Ah, the holidays. A time to spend with family, exchange gifts, attend festive parties, decorate the house with joy… and totally freak out! I have to be honest. I just barely made it through Thanksgiving and I’m dreading Christmas. Over the past fifteen years I’ve struggled with depression, anxiety and agoraphobia. Once the life of the party, I’ve found myself avoiding any type of party at all, especially holiday gatherings. This past Thursday, Thanksgiving was hosted at our house with Monica’s family. Where was I? When the bulk of the crowd arrived I had one of the worst panic attacks in years and I ended up hiding out in our dog kennel. (I know you’re picturing me in a doghouse, but it’s a 6-foot-high fenced in area with a pitched tarp over it.) So I stood there, sheltered from the drizzling rain, like a scared little doggy. I called Monica on my cell phone from my cage. I told her I didn’t think I could “do this.” I was content to just stand out there until it was over. In a few minutes my son, Daniel, came outside.
“Whatcha doin’, Dad?”
“Um… just checking to make sure the dogs have their own Thanksgiving set up for them.”

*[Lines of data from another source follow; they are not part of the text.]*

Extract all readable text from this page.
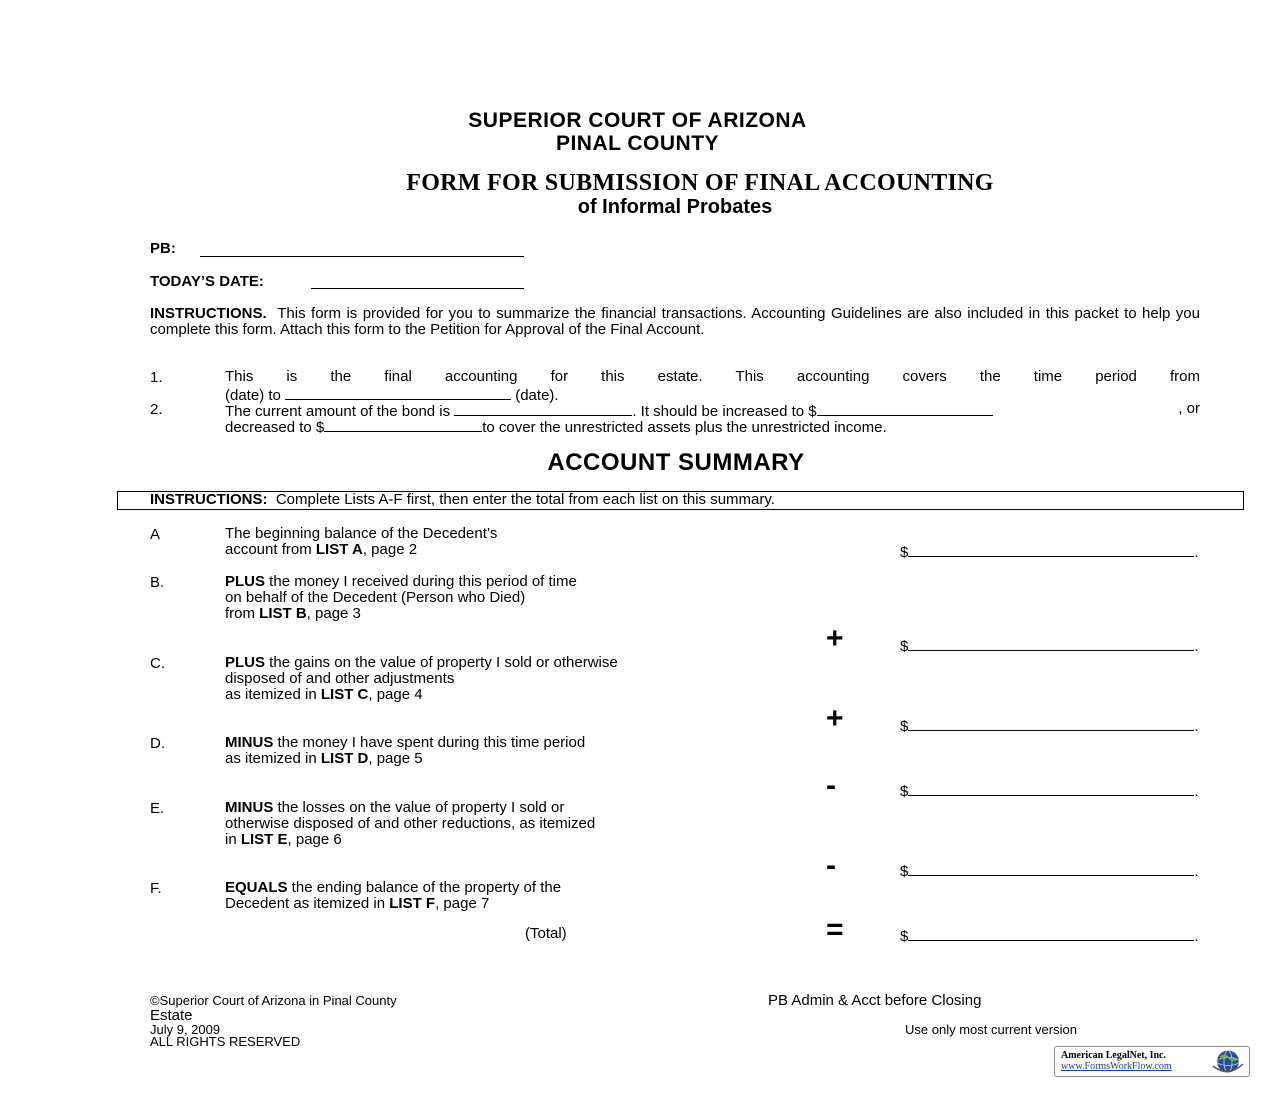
SUPERIOR COURT OF ARIZONA
PINAL COUNTY
FORM FOR SUBMISSION OF FINAL ACCOUNTING
of Informal Probates
PB:
TODAY’S DATE:
INSTRUCTIONS. This form is provided for you to summarize the financial transactions. Accounting Guidelines are also included in this packet to help you complete this form. Attach this form to the Petition for Approval of the Final Account.
1.	This is the final accounting for this estate. This accounting covers the time period from
(date) to	(date).
2.	The current amount of the bond is	. It should be increased to $	, or
decreased to $	to cover the unrestricted assets plus the unrestricted income.
ACCOUNT SUMMARY
INSTRUCTIONS: Complete Lists A-F first, then enter the total from each list on this summary.
A	The beginning balance of the Decedent’s
account from LIST A, page 2	$	.
B.	PLUS the money I received during this period of time
on behalf of the Decedent (Person who Died)
from LIST B, page 3
+	$	.
C.	PLUS the gains on the value of property I sold or otherwise
disposed of and other adjustments
as itemized in LIST C, page 4
+	$	.
D.	MINUS the money I have spent during this time period
as itemized in LIST D, page 5
-	$	.
E.	MINUS the losses on the value of property I sold or
otherwise disposed of and other reductions, as itemized
in LIST E, page 6
-	$	.
F.	EQUALS the ending balance of the property of the
Decedent as itemized in LIST F, page 7
(Total)	=	$	.
©Superior Court of Arizona in Pinal County
Estate
July 9, 2009
ALL RIGHTS RESERVED
PB Admin & Acct before Closing
Use only most current version
American LegalNet, Inc.
www.FormsWorkFlow.com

“The dogs are inside, Dad.”
“Oh, yeah. I guess we better go in.”
So, reluctantly, I slipped in the side door. However, I know my house well. And I know how to hide from a house full of people. So I did. I eventually had to make conversation with a couple of people. I tried not to make eye contact. I’m ashamed of how I acted. I don’t understand these feelings. It makes me not want to try at all for the rest of the Season.
I can think back to more dismal days during the holidays and recount stories that make this one seem tame. Years of holidays and birthdays lost because I couldn’t bring myself to leave the house. One time I spent alone in a car, in an empty school parking lot, wondering if I could even go on living, let alone force myself to drive to a family Christmas party.

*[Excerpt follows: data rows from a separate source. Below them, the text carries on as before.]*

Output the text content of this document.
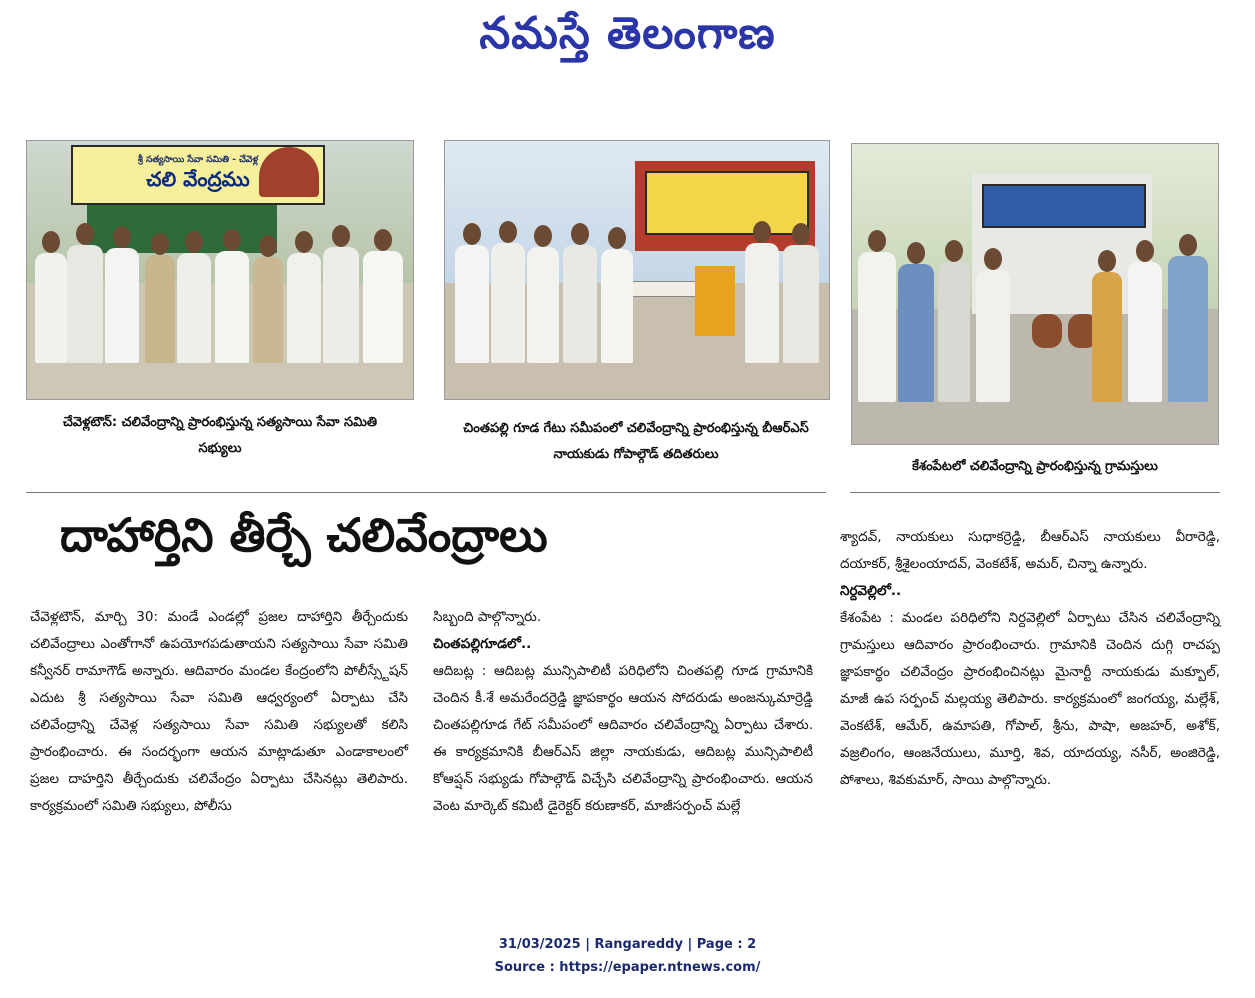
నమస్తే తెలంగాణ
శ్రీ సత్యసాయి సేవా సమితి - చేవెళ్ల
చలి వేంద్రము
చేవెళ్లటౌన్: చలివేంద్రాన్ని ప్రారంభిస్తున్న సత్యసాయి సేవా సమితి సభ్యులు
చింతపల్లి గూడ గేటు సమీపంలో చలివేంద్రాన్ని ప్రారంభిస్తున్న బీఆర్ఎస్ నాయకుడు గోపాల్గౌడ్ తదితరులు
కేశంపేటలో చలివేంద్రాన్ని ప్రారంభిస్తున్న గ్రామస్తులు
దాహార్తిని తీర్చే చలివేంద్రాలు

చేవెళ్లటౌన్, మార్చి 30: మండే ఎండల్లో ప్రజల దాహార్తిని తీర్చేందుకు చలివేంద్రాలు ఎంతోగానో ఉపయోగపడుతాయని సత్యసాయి సేవా సమితి కన్వీనర్ రామాగౌడ్ అన్నారు. ఆదివారం మండల కేంద్రంలోని పోలీస్స్టేషన్ ఎదుట శ్రీ సత్యసాయి సేవా సమితి ఆధ్వర్యంలో ఏర్పాటు చేసి చలివేంద్రాన్ని చేవెళ్ల సత్యసాయి సేవా సమితి సభ్యులతో కలిసి ప్రారంభించారు. ఈ సందర్భంగా ఆయన మాట్లాడుతూ ఎండాకాలంలో ప్రజల దాహర్తిని తీర్చేందుకు చలివేంద్రం ఏర్పాటు చేసినట్లు తెలిపారు. కార్యక్రమంలో సమితి సభ్యులు, పోలీసు

సిబ్బంది పాల్గొన్నారు.

చింతపల్లిగూడలో..

ఆదిబట్ల : ఆదిబట్ల మున్సిపాలిటీ పరిధిలోని చింతపల్లి గూడ గ్రామానికి చెందిన కీ.శే అమరేందర్రెడ్డి జ్ఞాపకార్థం ఆయన సోదరుడు అంజన్కుమార్రెడ్డి చింతపల్లిగూడ గేట్ సమీపంలో ఆదివారం చలివేంద్రాన్ని ఏర్పాటు చేశారు. ఈ కార్యక్రమానికి బీఆర్ఎస్ జిల్లా నాయకుడు, ఆదిబట్ల మున్సిపాలిటీ కోఆప్షన్ సభ్యుడు గోపాల్గౌడ్ విచ్చేసి చలివేంద్రాన్ని ప్రారంభించారు. ఆయన వెంట మార్కెట్ కమిటీ డైరెక్టర్ కరుణాకర్, మాజీసర్పంచ్ మల్లే

శ్యాదవ్, నాయకులు సుధాకర్రెడ్డి, బీఆర్ఎస్ నాయకులు వీరారెడ్డి, దయాకర్, శ్రీశైలంయాదవ్, వెంకటేశ్, అమర్, చిన్నా ఉన్నారు.

నిర్దవెల్లిలో..

కేశంపేట : మండల పరిధిలోని నిర్దవెల్లిలో ఏర్పాటు చేసిన చలివేంద్రాన్ని గ్రామస్తులు ఆదివారం ప్రారంభించారు. గ్రామానికి చెందిన దుగ్గి రాచప్ప జ్ఞాపకార్థం చలివేంద్రం ప్రారంభించినట్లు మైనార్టీ నాయకుడు మక్బూల్, మాజీ ఉప సర్పంచ్ మల్లయ్య తెలిపారు. కార్యక్రమంలో జంగయ్య, మల్లేశ్, వెంకటేశ్, ఆమేర్, ఉమాపతి, గోపాల్, శ్రీను, పాషా, అజహర్, అశోక్, వజ్రలింగం, ఆంజనేయులు, మూర్తి, శివ, యాదయ్య, నసీర్, అంజిరెడ్డి, పోశాలు, శివకుమార్, సాయి పాల్గొన్నారు.

31/03/2025 | Rangareddy | Page : 2
Source : https://epaper.ntnews.com/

The notion that suicide rates go up over the holidays has been debunked, however no one denies that those who suffer from depression and related illnesses struggle more during Christmastime. Even people with physical illnesses can notice an uptick in symptoms. I had three dystonia attacks before and after Thanksgiving this year. I had been dystonia-free since August. There is probably a correlation.
The point of writing this isn’t to draw attention to myself. I’ll be fine. There have been worse years than this and I thank God that I’m in such a better place than I used to be. I’ll go to the endless annual progressive dinner with my family. I’ll entertain Monica’s co-workers at the annual company party. I’ll get by as best I can. I’ll even hide if I need to.
However, there are so many people out there who are in a much darker place, just like I was a few years ago. Frozen. Scared. Ashamed. Lonely. For some, the holidays will remind them of the people who aren’t with them any longer. I can’t even fathom that. For some, the holidays will remind them of things that they’ve lost. Relationships. Health. Purpose. Dignity. It’s easy to say, “Be of good cheer.” For some, it’s just not possible right now.
For some, they will retreat to a cage.
On behalf of those who want to hide this year, this is my phone call from the cage. It’s a call to action. To those of good cheer, come out into the rain and check on us. We don’t really want to be alone. We don’t necessarily want to be dragged to a big party either. We just need someone to ask how we’re doing. To spend a little time with us. We don’t want to be “fixed” right now, so please don’t try. We just want someone to listen. Or maybe we just want someone to sit with. Nothing fancy. Nothing loud. Just someone to be with for a while during this crazy time of year.
Who knows? Maybe we’ll come inside. Just keep in mind that we’ll probably want to hide in the crowd… and that’s okay.